Das klingt einfach. Willkommen in der schönen neuen Home-Learning-Welt? Ganz so ist es nicht, erklärt der 41-Jährige: „Die Situation ist eine ziemliche Herausforderung für alle.“ Nur rund 20 Prozent seiner Kollegen hätten schon vor dem Shutdown intensiv digital gearbeitet. Daher hätte es zum Start erst mal Spontanschulungen zu Clouds und Servern gebraucht. Die Stimmung im Lehrerzimmer sei angespannt gewesen.

Für Bronner, der 2016 „Deutschlands Lehrer des Jahres“ war, ist das eine bekannte Spielwiese: Tablets und Smartphones setzt er schon seit Jahren im Unterricht ein. Seine Schüler lässt er jetzt zu Aufgaben Erklärvideos drehen, die auf einer gemeinsamen Plattform bewertet werden können. Vormittags bietet er Präsenszeiten und Videochats an. Ergebnisse der Schüler könne er jetzt sogar besser auswerten als zuvor.

Die Freiburger Patrick Bronner und Dejan Mihajlovic

Digital-Cracks: Die Freiburger Patrick Bronner und Dejan Mihajlovic unterrichten nicht erst seit der Krise mit Tablet, Smartphone und Co.

Das digitale Klassenzimmer
Der Lehrer warnt aber auch: „Wenn man digitales Lernen übertreibt, kann es böse nach hinten losgehen.“ Es brauche daher klare Regeln. Vier Grundsätze für einen sinnvollen digitalen Unterricht hat er formuliert. Einer davon: Digitales darf nur temporär eingesetzt werden. In einer Doppelstunde maximal 30 Minuten.
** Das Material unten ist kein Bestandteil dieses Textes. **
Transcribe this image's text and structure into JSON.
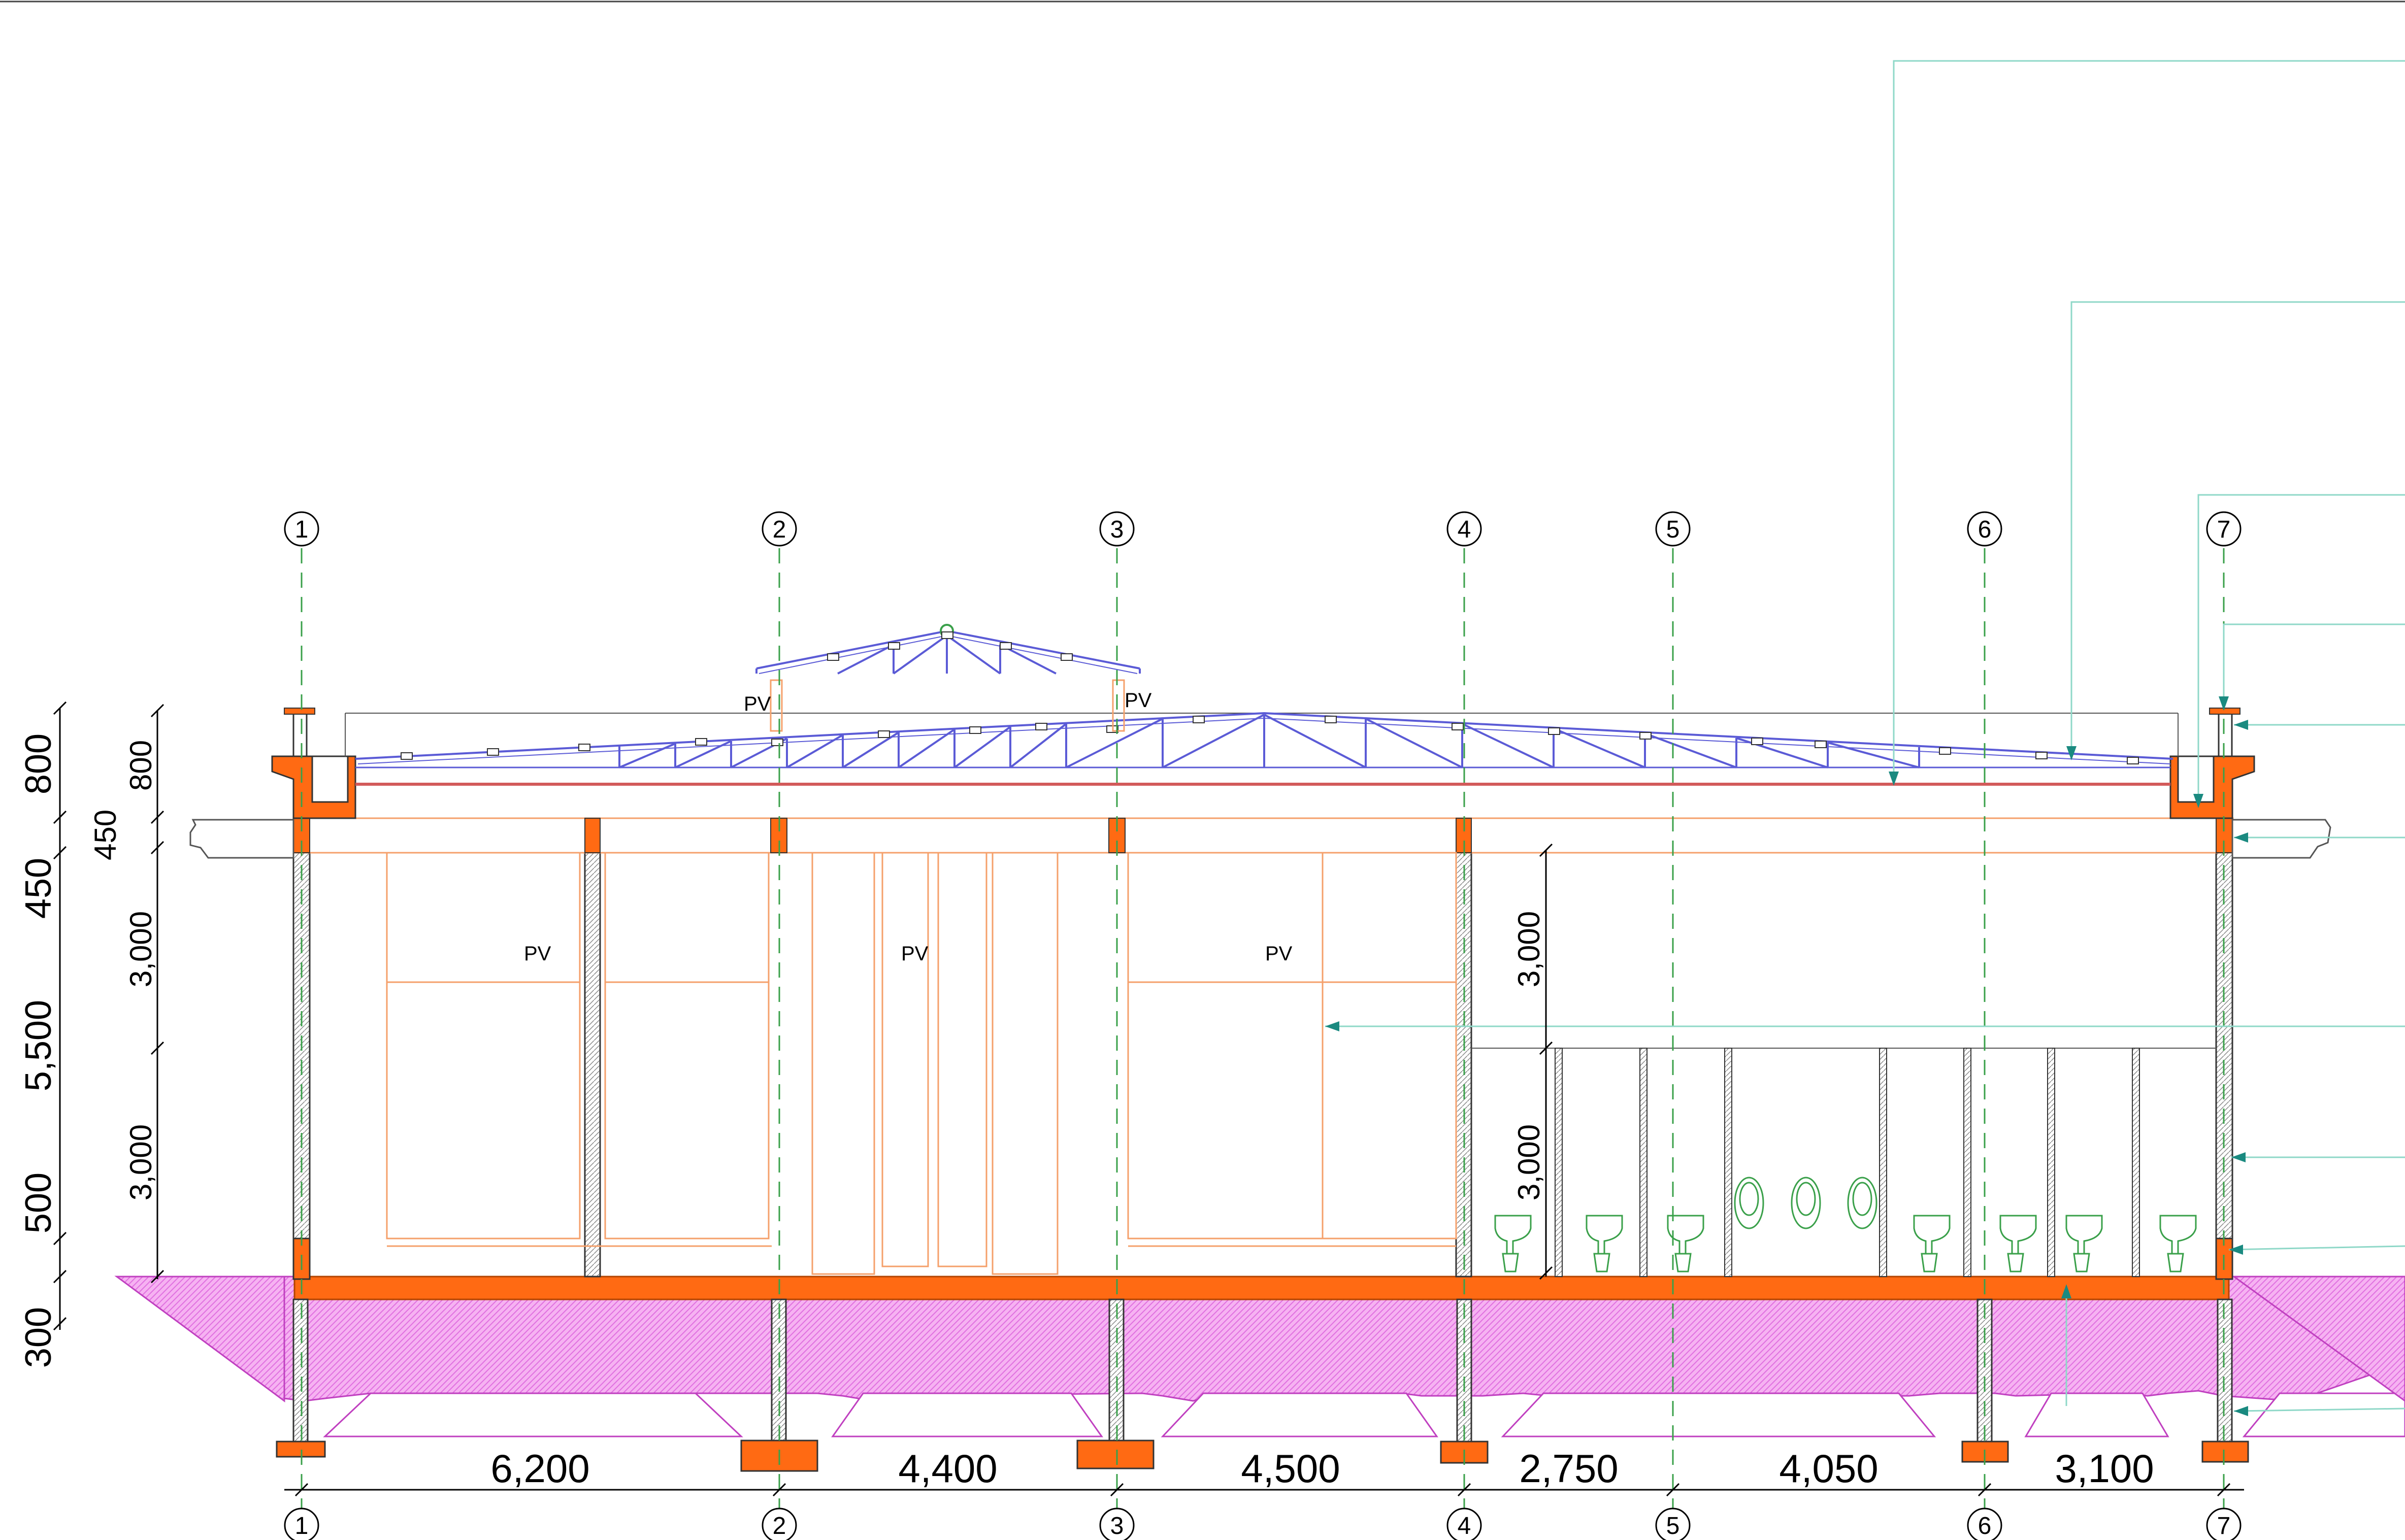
{
  "axes": [
    "1",
    "2",
    "3",
    "4",
    "5",
    "6",
    "7"
  ],
  "bottom_dimensions": [
    "6,200",
    "4,400",
    "4,500",
    "2,750",
    "4,050",
    "3,100"
  ],
  "left_dimensions_outer": [
    "800",
    "450",
    "5,500",
    "500",
    "300"
  ],
  "left_dimensions_inner": [
    "800",
    "450",
    "3,000",
    "3,000"
  ],
  "toilet_dimensions": [
    "3,000",
    "3,000"
  ],
  "pv_labels": [
    "PV",
    "PV",
    "PV",
    "PV",
    "PV"
  ],
  "colors": {
    "concrete": "#ff6a13",
    "soil": "#f29af0",
    "truss": "#5b5bd6",
    "leader": "#8fd8c8",
    "window": "#f5a06b",
    "fixture": "#3aa04a"
  }
}
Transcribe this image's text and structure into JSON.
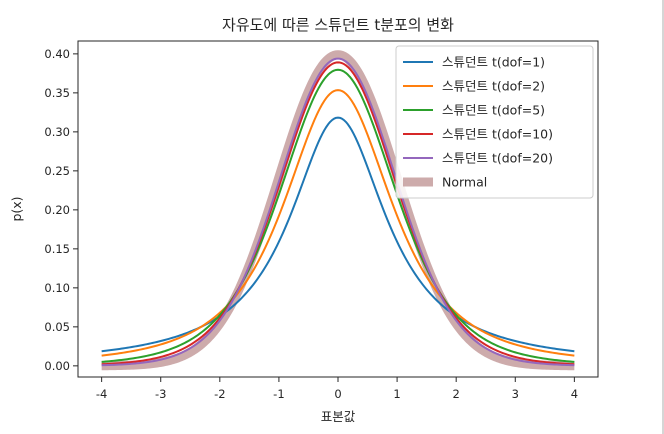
{
  "chart_data": {
    "type": "line",
    "title": "자유도에 따른 스튜던트 t분포의 변화",
    "xlabel": "표본값",
    "ylabel": "p(x)",
    "xlim": [
      -4.4,
      4.4
    ],
    "ylim": [
      -0.0143,
      0.4165
    ],
    "x_ticks": [
      "-4",
      "-3",
      "-2",
      "-1",
      "0",
      "1",
      "2",
      "3",
      "4"
    ],
    "y_ticks": [
      "0.00",
      "0.05",
      "0.10",
      "0.15",
      "0.20",
      "0.25",
      "0.30",
      "0.35",
      "0.40"
    ],
    "x_tick_values": [
      -4,
      -3,
      -2,
      -1,
      0,
      1,
      2,
      3,
      4
    ],
    "y_tick_values": [
      0,
      0.05,
      0.1,
      0.15,
      0.2,
      0.25,
      0.3,
      0.35,
      0.4
    ],
    "x": [
      -4,
      -3.5,
      -3,
      -2.5,
      -2,
      -1.5,
      -1,
      -0.5,
      0,
      0.5,
      1,
      1.5,
      2,
      2.5,
      3,
      3.5,
      4
    ],
    "grid": false,
    "legend_position": "top-right",
    "series": [
      {
        "name": "스튜던트 t(dof=1)",
        "color": "#1f77b4",
        "style": "normal",
        "values": [
          0.0187,
          0.024,
          0.0318,
          0.0439,
          0.0637,
          0.0979,
          0.1592,
          0.2546,
          0.3183,
          0.2546,
          0.1592,
          0.0979,
          0.0637,
          0.0439,
          0.0318,
          0.024,
          0.0187
        ]
      },
      {
        "name": "스튜던트 t(dof=2)",
        "color": "#ff7f0e",
        "style": "normal",
        "values": [
          0.0131,
          0.019,
          0.0286,
          0.045,
          0.068,
          0.1126,
          0.1925,
          0.2962,
          0.3536,
          0.2962,
          0.1925,
          0.1126,
          0.068,
          0.045,
          0.0286,
          0.019,
          0.0131
        ]
      },
      {
        "name": "스튜던트 t(dof=5)",
        "color": "#2ca02c",
        "style": "normal",
        "values": [
          0.0051,
          0.0099,
          0.0173,
          0.0333,
          0.0651,
          0.1245,
          0.2197,
          0.3279,
          0.3796,
          0.3279,
          0.2197,
          0.1245,
          0.0651,
          0.0333,
          0.0173,
          0.0099,
          0.0051
        ]
      },
      {
        "name": "스튜던트 t(dof=10)",
        "color": "#d62728",
        "style": "normal",
        "values": [
          0.002,
          0.0047,
          0.0114,
          0.0269,
          0.0611,
          0.1274,
          0.2304,
          0.3397,
          0.3891,
          0.3397,
          0.2304,
          0.1274,
          0.0611,
          0.0269,
          0.0114,
          0.0047,
          0.002
        ]
      },
      {
        "name": "스튜던트 t(dof=20)",
        "color": "#9467bd",
        "style": "normal",
        "values": [
          0.0007,
          0.0024,
          0.0082,
          0.0227,
          0.0581,
          0.1283,
          0.236,
          0.3458,
          0.394,
          0.3458,
          0.236,
          0.1283,
          0.0581,
          0.0227,
          0.0082,
          0.0024,
          0.0007
        ]
      },
      {
        "name": "Normal",
        "color": "#bc8f8f",
        "style": "thick",
        "values": [
          0.0001,
          0.0009,
          0.0044,
          0.0175,
          0.054,
          0.1295,
          0.242,
          0.3521,
          0.3989,
          0.3521,
          0.242,
          0.1295,
          0.054,
          0.0175,
          0.0044,
          0.0009,
          0.0001
        ]
      }
    ]
  }
}
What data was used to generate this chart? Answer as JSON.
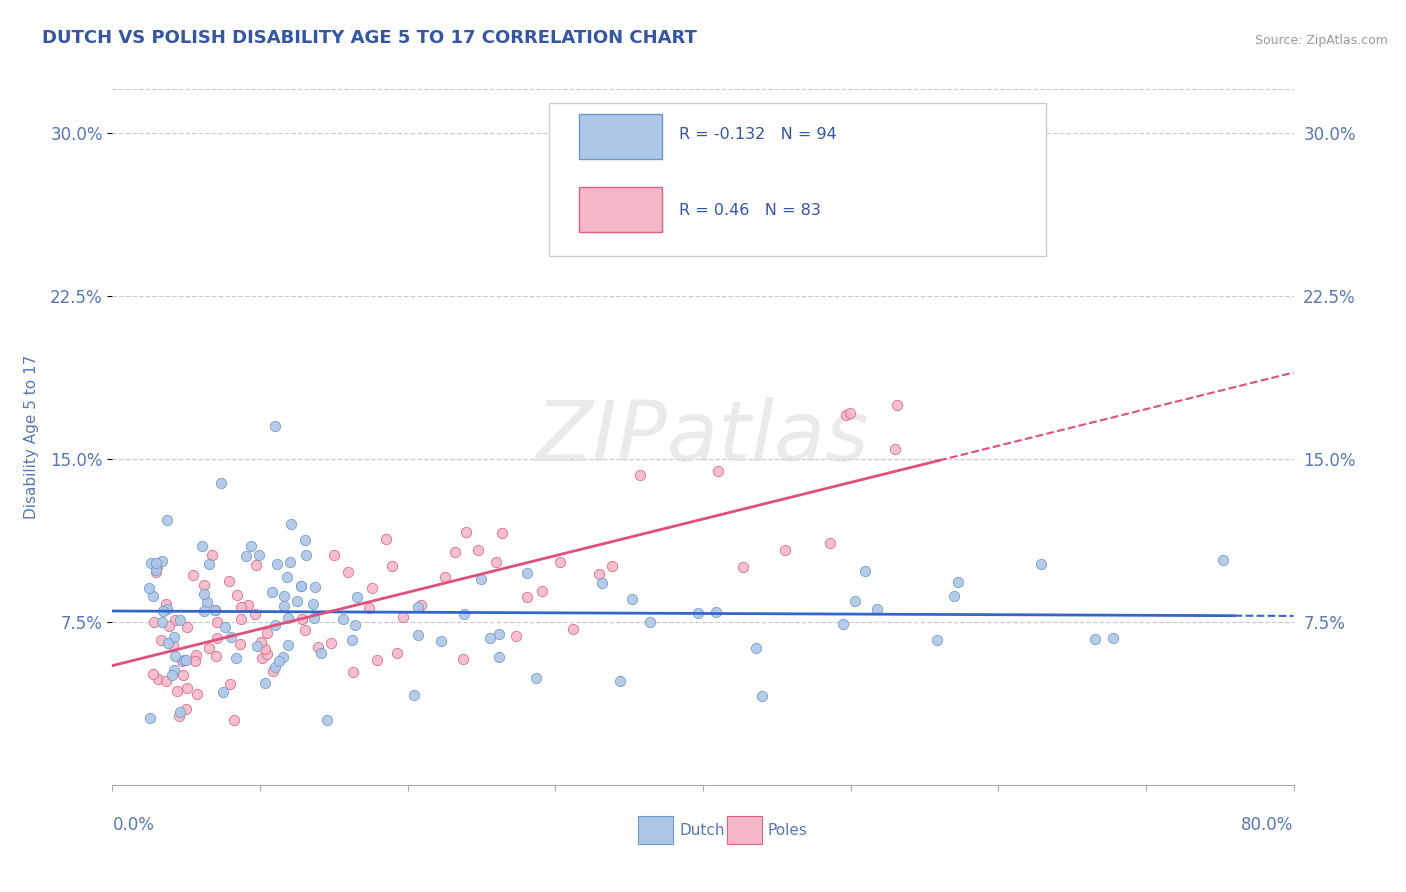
{
  "title": "DUTCH VS POLISH DISABILITY AGE 5 TO 17 CORRELATION CHART",
  "source": "Source: ZipAtlas.com",
  "ylabel": "Disability Age 5 to 17",
  "xmin": 0.0,
  "xmax": 0.8,
  "ymin": 0.0,
  "ymax": 0.32,
  "yticks": [
    0.075,
    0.15,
    0.225,
    0.3
  ],
  "ytick_labels": [
    "7.5%",
    "15.0%",
    "22.5%",
    "30.0%"
  ],
  "legend_r": [
    -0.132,
    0.46
  ],
  "legend_n": [
    94,
    83
  ],
  "dutch_fill": "#aec6e8",
  "dutch_edge": "#6699cc",
  "poles_fill": "#f5b8c8",
  "poles_edge": "#e06080",
  "dutch_line_color": "#3366cc",
  "poles_line_color": "#e0507a",
  "title_color": "#3355aa",
  "tick_color": "#5577bb",
  "grid_color": "#cccccc",
  "watermark_color": "#dddddd",
  "background_color": "#ffffff"
}
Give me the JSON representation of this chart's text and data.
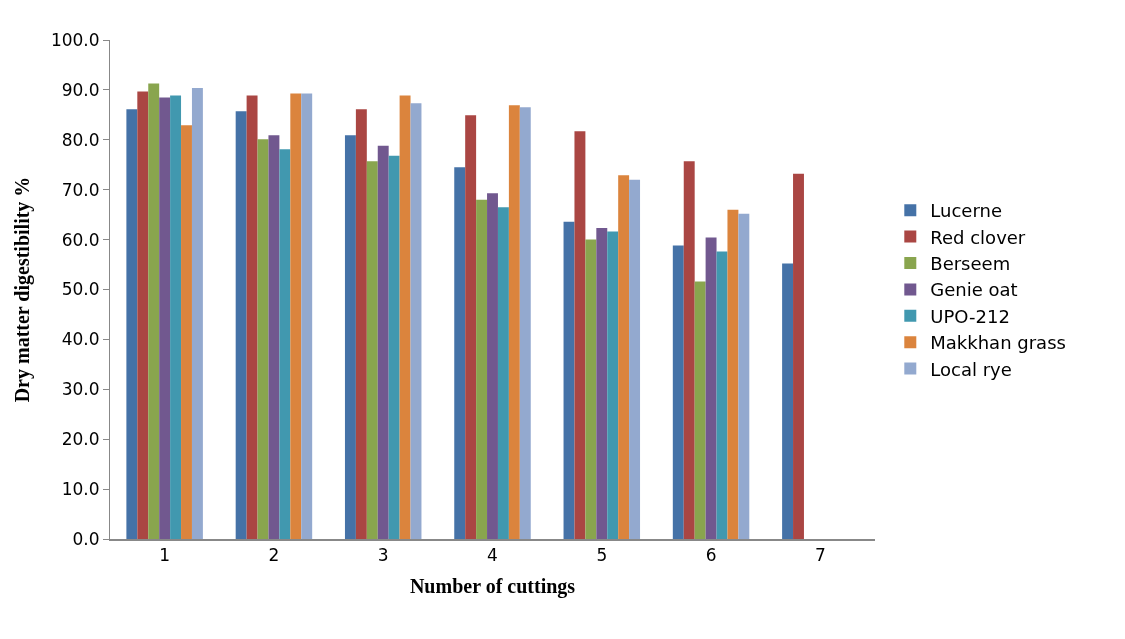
{
  "chart_data": {
    "type": "bar",
    "xlabel": "Number of cuttings",
    "ylabel": "Dry matter digestibility %",
    "categories": [
      "1",
      "2",
      "3",
      "4",
      "5",
      "6",
      "7"
    ],
    "series": [
      {
        "name": "Lucerne",
        "color": "#4572a7",
        "values": [
          86.1,
          85.7,
          80.9,
          74.5,
          63.6,
          58.8,
          55.2
        ]
      },
      {
        "name": "Red clover",
        "color": "#aa4643",
        "values": [
          89.7,
          88.9,
          86.1,
          84.9,
          81.7,
          75.7,
          73.2
        ]
      },
      {
        "name": "Berseem",
        "color": "#89a54e",
        "values": [
          91.3,
          80.1,
          75.7,
          68.0,
          60.0,
          51.6,
          null
        ]
      },
      {
        "name": "Genie oat",
        "color": "#71588f",
        "values": [
          88.5,
          80.9,
          78.8,
          69.3,
          62.3,
          60.4,
          null
        ]
      },
      {
        "name": "UPO-212",
        "color": "#4198af",
        "values": [
          88.9,
          78.1,
          76.8,
          66.5,
          61.6,
          57.6,
          null
        ]
      },
      {
        "name": "Makkhan grass",
        "color": "#db843d",
        "values": [
          82.9,
          89.3,
          88.9,
          86.9,
          72.9,
          66.0,
          null
        ]
      },
      {
        "name": "Local rye",
        "color": "#93a9cf",
        "values": [
          90.4,
          89.3,
          87.3,
          86.5,
          72.0,
          65.2,
          null
        ]
      }
    ],
    "ylim": [
      0,
      100
    ],
    "yticks": [
      {
        "value": 0,
        "label": "0.0"
      },
      {
        "value": 10,
        "label": "10.0"
      },
      {
        "value": 20,
        "label": "20.0"
      },
      {
        "value": 30,
        "label": "30.0"
      },
      {
        "value": 40,
        "label": "40.0"
      },
      {
        "value": 50,
        "label": "50.0"
      },
      {
        "value": 60,
        "label": "60.0"
      },
      {
        "value": 70,
        "label": "70.0"
      },
      {
        "value": 80,
        "label": "80.0"
      },
      {
        "value": 90,
        "label": "90.0"
      },
      {
        "value": 100,
        "label": "100.0"
      }
    ],
    "legend": "right"
  }
}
Solche Medien seien eine Ergänzung und keineswegs automatisch besser als andere.

Klar ist für ihn: Der reguläre Unterricht ist nicht zu ersetzen. Soziales und Interaktion fehlen. Ende März ist schließlich auch Bronner etwas gefrustet. Der Schulserver ist nach einem Update ausgefallen. Er merkt an: „Jede Firma mit über 50 Mitarbeitern hat eine IT-Abteilung mit studierten Informatik-Experten.“ In der Schule liege die Verantwortung für die gesamte IT in der Hand von einzelnen Lehrern, die diese Tätigkeit einfach so nebenher machen. Daher fordert er „ein vom Schulträger zentral gemanagtes Serversystem und einen verlässlichen Support von außen“. Ein neuer Server ist bestellt.

Auch Dejan Mihajlovic ist Digitalexperte. An der Pestalozzi-Realschule in Freiburg nutzt der Lehrer schon seit rund fünf Jahren eine Online-Beteiligungsplattform. „Da haben wir digitale Klassenzimmer“, sagt Mihajlovic. Der 43-Jährige stellt dort Aufgaben ein und kann mit Schülern kommunizieren. Als Beispiel: In Ethik lässt er Zehntklässler zu einem Artikel der Washington Post arbeiten. Danach gibt es ein Video-Hang-out, um die Ergebnisse in Kleingruppen zu besprechen.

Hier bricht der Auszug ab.